چكيده به لاتين
Permeabilty and lithology are key parameters related to reservoir properties. In fact, there are no precise solutions to reservoir engineering issues without access to accurate permeability and lithology information. So far, the oil industry has been trying to achieve permeability values through laboratory measurements or through well tests. Although these are presented as solutions, these do not have sufficient and reliable methods to describe the reservoir and have operational problems with. On the other hand, well logs and core analysis data have been used to estimate permeability, but due to existing empirical relationships, this pattern has always not been accurate and adequate. Also, to determine and describe the lithology of the reservoir rock, methods such as direct observation of the core, well logs analysis, and seismic data are used.

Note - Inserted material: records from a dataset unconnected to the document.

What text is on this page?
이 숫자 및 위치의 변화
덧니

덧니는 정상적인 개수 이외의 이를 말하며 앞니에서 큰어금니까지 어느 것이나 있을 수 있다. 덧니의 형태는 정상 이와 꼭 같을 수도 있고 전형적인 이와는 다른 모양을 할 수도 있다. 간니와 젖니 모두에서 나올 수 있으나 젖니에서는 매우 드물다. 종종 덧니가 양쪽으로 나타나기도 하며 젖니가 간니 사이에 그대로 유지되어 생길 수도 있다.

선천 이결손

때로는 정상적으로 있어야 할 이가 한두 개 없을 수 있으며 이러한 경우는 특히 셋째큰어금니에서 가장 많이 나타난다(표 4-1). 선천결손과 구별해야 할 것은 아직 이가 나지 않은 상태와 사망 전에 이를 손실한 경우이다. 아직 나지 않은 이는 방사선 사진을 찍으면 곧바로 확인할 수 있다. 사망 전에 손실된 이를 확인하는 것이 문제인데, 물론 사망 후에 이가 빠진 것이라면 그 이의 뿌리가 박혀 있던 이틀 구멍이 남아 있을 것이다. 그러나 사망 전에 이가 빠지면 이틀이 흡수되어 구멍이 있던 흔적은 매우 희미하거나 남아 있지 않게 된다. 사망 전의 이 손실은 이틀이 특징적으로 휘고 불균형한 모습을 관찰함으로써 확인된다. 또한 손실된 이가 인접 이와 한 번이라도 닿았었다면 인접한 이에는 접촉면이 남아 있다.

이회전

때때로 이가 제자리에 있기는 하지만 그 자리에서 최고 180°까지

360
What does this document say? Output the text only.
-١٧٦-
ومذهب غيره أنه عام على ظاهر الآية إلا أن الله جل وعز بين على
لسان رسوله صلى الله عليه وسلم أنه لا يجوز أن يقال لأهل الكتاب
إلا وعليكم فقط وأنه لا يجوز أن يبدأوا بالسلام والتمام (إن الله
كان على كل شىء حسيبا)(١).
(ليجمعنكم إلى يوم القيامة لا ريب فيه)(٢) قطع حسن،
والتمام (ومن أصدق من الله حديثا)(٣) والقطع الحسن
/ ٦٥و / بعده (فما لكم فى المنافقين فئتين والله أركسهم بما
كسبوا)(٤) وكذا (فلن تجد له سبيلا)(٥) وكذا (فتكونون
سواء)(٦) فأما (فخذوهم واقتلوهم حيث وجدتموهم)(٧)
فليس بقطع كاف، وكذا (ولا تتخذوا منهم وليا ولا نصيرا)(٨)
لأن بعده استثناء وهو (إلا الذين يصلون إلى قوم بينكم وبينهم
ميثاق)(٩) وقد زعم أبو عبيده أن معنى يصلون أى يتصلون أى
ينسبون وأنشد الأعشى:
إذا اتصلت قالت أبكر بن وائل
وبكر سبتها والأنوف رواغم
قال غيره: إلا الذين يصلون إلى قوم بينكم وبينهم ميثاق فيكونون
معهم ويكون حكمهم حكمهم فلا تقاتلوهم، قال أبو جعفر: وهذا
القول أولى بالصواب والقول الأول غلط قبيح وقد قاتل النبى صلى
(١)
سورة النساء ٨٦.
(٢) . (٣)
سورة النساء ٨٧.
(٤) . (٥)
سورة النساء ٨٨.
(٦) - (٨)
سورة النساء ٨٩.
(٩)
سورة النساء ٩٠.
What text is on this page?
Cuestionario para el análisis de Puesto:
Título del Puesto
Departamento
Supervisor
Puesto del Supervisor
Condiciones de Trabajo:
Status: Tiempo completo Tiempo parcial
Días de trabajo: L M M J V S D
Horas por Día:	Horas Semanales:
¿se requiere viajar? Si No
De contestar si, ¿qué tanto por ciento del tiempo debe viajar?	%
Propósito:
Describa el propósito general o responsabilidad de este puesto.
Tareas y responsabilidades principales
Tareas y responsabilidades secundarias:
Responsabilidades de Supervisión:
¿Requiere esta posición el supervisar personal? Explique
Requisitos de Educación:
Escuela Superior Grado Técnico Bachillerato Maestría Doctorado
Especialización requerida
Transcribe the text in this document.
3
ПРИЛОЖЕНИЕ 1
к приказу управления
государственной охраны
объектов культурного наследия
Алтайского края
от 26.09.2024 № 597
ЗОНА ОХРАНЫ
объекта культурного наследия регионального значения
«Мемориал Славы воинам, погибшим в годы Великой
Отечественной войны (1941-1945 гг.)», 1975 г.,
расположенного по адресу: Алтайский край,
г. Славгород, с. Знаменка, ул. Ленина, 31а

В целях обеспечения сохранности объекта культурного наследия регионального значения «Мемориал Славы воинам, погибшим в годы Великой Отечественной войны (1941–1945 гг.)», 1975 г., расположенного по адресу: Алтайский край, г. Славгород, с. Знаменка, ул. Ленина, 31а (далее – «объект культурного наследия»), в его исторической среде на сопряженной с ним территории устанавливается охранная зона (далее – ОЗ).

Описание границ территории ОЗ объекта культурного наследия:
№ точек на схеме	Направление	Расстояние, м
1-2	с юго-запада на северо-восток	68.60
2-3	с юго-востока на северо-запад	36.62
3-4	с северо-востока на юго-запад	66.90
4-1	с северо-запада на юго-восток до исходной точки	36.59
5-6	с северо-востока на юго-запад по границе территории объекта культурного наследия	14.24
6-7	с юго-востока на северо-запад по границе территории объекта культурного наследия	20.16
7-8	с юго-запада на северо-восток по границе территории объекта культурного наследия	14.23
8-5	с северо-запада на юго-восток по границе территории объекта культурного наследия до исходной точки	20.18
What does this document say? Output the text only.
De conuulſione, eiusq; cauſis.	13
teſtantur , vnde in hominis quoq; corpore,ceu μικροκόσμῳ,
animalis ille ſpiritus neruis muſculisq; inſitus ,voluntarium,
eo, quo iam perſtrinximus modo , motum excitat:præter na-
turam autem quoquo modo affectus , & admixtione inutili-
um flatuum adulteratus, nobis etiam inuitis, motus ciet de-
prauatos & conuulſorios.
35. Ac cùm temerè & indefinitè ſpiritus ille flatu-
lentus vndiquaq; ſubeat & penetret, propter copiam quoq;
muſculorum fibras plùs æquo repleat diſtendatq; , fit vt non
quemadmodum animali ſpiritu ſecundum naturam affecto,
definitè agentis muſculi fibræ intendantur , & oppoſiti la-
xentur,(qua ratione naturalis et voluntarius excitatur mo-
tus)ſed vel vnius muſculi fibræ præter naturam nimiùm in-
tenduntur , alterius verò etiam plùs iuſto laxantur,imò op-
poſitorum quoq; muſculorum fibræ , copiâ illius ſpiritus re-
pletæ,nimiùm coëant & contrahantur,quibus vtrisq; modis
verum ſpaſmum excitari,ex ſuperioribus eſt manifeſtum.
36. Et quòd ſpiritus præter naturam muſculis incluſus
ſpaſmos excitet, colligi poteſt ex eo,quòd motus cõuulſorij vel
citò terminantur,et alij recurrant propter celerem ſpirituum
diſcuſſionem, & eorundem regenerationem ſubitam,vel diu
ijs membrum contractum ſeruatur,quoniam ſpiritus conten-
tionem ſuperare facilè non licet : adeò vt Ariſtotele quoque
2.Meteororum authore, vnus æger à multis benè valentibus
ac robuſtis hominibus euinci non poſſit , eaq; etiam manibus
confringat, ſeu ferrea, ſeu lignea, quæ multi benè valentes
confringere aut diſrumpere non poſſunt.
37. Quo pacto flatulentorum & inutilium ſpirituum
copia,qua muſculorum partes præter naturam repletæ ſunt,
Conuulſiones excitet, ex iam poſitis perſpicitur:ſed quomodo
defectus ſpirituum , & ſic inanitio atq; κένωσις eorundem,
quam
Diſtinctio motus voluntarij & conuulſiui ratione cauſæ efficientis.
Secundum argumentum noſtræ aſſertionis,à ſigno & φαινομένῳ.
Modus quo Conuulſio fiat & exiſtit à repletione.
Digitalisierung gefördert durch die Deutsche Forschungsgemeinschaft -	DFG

Despite the limitations, recent studies have shown that there are some empirical relationships between permeability, lithology, and some petrophysical characteristics. Many regression methods have been used to determine this relationship, but they have not been sufficiently precise. In this regard, artificial intelligence algorithms have been used as reliable tools in detecting nonlinear relationships to estimate permeability and lithology descriptions using data from well logs and core analysis. The results of the research show that this method is faster than other methods of determining the permeability. Also, its cost is very low and its precision is comparable with precise methods, such as core analysis
In this thesis, well logs and cores data obtained from four wells in one of the southwest reservoirs of Iran have been used to construct data-driven models for estimating permeability and lithology. The data from three wells were used to train the models and the fourth well data was used to validate them. The models used were adaptive neuro-fuzzy inference system and support vector machine. The results show that the neural-fuzzy inference model has better performance in prediction of permeability and support vector machine model in prediction of lithology, so that in the validation step, the regression coefficient is close to one.